Part of Wealthfront mission was to encourage younger people to save. They had a nice "savings tool" that you could play around with. Similarly how Robinhood got lot of people in to stock investing because the app was engaging and easy to use (for good or bad).

Fidely and Vanguard apps and websites are quite horrible to navigate and there are many more hoops to go through just to open an account and then you need to figure which funds to pick and how balance etc. With Wealthfront you just download the app on your phone, add some info, your bank account and set like that you want to invest like $250 twice a month and then forget about it.




> set like that you want to invest like $250 twice a month and then forget about it.

I don’t believe Wealthfront actually supports this. If they did, I would use it.

They have you set targets for your cash account. Then any amount of money over that target gets invested into Wealthfront[0].

Vanguard does actually support this [1].

[0] https://support.wealthfront.com/hc/en-us/articles/3600451894...

[1] https://support.vanguard.com/tutorials/automatic-investments


Wealthfront absolutely supports automated investments and has for years, please edit or delete this as it's incorrect. https://support.wealthfront.com/hc/en-us/articles/3600292269...


I don't have their cash account but I set up repeat bimonthly transfers of a set amount from my checking account easy enough.


Automated deposits?

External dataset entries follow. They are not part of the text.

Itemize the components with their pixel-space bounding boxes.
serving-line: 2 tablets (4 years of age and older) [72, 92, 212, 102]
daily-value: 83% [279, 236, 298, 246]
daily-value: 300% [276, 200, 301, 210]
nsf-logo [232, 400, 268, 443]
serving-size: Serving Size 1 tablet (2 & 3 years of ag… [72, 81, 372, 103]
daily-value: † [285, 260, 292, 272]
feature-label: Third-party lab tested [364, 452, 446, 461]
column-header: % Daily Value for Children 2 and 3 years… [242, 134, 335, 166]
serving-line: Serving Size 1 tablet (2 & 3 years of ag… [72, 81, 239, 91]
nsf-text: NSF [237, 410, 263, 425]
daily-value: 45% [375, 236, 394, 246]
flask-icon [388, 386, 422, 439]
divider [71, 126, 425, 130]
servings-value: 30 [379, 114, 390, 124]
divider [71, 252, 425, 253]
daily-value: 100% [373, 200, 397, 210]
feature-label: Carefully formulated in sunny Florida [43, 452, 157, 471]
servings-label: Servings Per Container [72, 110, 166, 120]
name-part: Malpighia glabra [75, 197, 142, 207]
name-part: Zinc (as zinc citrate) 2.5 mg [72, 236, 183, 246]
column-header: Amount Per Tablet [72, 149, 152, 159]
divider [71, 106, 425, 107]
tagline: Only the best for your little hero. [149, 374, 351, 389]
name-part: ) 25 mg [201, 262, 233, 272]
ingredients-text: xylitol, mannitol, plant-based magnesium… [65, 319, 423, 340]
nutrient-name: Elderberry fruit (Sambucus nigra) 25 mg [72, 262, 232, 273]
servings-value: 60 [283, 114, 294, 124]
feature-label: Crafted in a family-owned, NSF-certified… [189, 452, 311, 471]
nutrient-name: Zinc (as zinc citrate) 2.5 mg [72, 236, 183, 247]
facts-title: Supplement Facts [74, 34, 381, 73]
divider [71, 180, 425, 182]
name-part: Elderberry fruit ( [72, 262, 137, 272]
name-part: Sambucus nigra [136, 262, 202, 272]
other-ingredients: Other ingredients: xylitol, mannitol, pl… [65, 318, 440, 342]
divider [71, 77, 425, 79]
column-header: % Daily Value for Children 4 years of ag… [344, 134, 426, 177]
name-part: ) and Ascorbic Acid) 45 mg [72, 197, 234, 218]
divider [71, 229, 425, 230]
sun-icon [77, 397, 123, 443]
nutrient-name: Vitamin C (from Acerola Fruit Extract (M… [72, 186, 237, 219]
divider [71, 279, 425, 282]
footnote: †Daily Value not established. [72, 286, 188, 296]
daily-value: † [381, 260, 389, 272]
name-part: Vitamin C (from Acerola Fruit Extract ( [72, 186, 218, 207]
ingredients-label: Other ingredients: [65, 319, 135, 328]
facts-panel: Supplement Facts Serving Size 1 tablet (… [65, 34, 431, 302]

Yes they have that, I use it myself


Kind of contrarian view I like to read on HN. If I may add, maybe the reason people used robo advisory here is potentially ( mainly) because they are not aware of the other tool.

I must admit myself that the focus over fees charged is not something, as new comers, you would look at priority. Especially as sales person in the sector would not put that out.


> maybe the reason people used robo advisory here is potentially ( mainly) because they are not aware of the other tool

Is there a term for self-aware aversion to the Dunning-Krueger effect? Where one recognizes a task is outside their circle of competence, and so avoids making off-piste judgements in its respect?


Not sure I got your point. Can you elaborate?